For fastening metal mountings on metal, glass, etc., dissolve in water 2 parts of high grade glue. Heat the solution over a coal fire and then add 1/2 part of Venetian turpentine and 1 part of good linseed oil varnish. After the articles have been cemented they should remain tied together for from 40 to 60 hours.
A cement for fastening the metal parts on glass lamps, etc., is composed of 20 parts plaster of paris, 20 parts of water, 16 parts of strong lime, 12 parts of resin. Boil the resin with the lime until it is completely dissolved, and when cold, it forms a solid and tenacious mass. Dilute this by the addition of water and carefully work in the plaster of paris. You can dissolve this in petroleum.
A cement for packing stuffing boxes and pistons for steam engines is composed of:
10 parts Copper, Zinc or Lead Filings, 1 part Powdered Graphite,
1 part Silicate of Magnesia,
2 parts Gutta-percha, 1 part Sulphur,
5 parts Caoutchouc.
If this cement is to be exposed to the direct action of the fire or place where it will encounter a high degree of heat, asbestos should be added to the mixture.

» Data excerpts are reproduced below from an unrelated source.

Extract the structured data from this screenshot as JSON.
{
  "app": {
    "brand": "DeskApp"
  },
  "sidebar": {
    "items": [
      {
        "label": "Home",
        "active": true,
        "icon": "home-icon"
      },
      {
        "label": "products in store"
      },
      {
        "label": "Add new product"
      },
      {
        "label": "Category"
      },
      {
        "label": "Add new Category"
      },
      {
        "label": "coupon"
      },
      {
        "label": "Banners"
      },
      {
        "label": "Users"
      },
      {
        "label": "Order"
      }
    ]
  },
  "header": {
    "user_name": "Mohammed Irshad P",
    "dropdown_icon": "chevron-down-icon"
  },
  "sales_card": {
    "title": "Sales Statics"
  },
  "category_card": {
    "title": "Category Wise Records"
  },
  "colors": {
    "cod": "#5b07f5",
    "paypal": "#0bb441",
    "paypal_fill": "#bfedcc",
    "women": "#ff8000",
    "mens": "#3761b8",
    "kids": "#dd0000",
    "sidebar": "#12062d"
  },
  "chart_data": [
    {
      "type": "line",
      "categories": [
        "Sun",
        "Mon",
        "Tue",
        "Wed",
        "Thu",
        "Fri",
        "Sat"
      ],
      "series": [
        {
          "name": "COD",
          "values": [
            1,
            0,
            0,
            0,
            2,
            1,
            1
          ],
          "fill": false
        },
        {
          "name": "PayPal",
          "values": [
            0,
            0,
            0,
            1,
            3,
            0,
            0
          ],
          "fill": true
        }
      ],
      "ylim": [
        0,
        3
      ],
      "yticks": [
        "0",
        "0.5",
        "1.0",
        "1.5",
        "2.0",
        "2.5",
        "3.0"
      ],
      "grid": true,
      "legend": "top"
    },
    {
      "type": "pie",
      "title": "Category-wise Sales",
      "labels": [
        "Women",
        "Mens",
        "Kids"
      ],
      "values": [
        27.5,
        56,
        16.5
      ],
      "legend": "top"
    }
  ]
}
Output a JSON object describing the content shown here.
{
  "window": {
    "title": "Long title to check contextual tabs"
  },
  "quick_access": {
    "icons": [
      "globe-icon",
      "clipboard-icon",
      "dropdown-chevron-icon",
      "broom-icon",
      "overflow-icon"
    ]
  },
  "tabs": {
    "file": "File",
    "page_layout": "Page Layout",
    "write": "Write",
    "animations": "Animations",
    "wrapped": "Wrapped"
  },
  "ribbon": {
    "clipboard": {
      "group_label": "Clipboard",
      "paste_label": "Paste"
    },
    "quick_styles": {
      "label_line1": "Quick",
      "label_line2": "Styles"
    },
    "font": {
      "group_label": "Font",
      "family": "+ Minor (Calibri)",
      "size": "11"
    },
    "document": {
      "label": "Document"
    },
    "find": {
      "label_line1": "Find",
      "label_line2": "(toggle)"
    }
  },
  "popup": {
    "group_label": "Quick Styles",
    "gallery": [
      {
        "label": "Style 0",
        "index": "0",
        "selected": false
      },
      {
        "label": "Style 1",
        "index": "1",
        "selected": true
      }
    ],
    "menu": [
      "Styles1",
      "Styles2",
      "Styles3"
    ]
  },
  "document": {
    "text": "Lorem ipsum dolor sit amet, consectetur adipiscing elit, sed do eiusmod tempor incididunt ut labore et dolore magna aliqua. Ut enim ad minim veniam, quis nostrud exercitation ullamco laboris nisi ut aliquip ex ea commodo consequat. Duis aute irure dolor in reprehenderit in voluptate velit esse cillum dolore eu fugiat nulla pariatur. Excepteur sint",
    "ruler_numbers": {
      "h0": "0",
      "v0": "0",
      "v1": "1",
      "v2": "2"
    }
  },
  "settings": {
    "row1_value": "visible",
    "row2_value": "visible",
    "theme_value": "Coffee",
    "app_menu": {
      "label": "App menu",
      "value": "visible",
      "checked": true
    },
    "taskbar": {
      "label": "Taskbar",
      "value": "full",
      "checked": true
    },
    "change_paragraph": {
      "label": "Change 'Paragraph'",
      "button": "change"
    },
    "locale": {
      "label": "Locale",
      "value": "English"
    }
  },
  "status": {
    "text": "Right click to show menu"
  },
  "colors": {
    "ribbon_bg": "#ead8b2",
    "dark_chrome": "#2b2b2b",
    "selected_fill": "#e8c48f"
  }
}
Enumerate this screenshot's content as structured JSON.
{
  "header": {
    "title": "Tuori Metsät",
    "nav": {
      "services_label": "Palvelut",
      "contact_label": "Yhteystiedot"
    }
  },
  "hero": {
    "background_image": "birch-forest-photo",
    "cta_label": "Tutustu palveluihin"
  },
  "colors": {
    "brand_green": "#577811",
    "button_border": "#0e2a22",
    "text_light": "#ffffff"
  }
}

Cement for pipe conduits which are not exposed to heat is made of:
10 parts Iron Fillings, 1 part Sal-ammoniac, 1 part Sulphur, 4 parts Caoutchouc, 1 part Gutta-percha.
A cement for punctured bicycle tires is composed as follows: Bisulphide of carbon. 100 parts; guttapercha, 20 parts; caoutchouc, 40 parts; isinglass, 10 parts.
Take 1 part of fine black lead, 2 parts sulphur; place the sulphur in an iron pan, elevating it from the fire until the commencement of melting, at which time the black lead is to be added. Mix thoroughly until it is well melted and then pour out upon a smooth stone or iron plate. After it is cool, break it into small pieces. A large enough amount of this composition when put upon the crack of an iron pot needing repairing can be soldered with a hot iron just as sheets are soldered. When there is a little hole in the pot, hammer a copper rivet therein and then solder over it with this cement.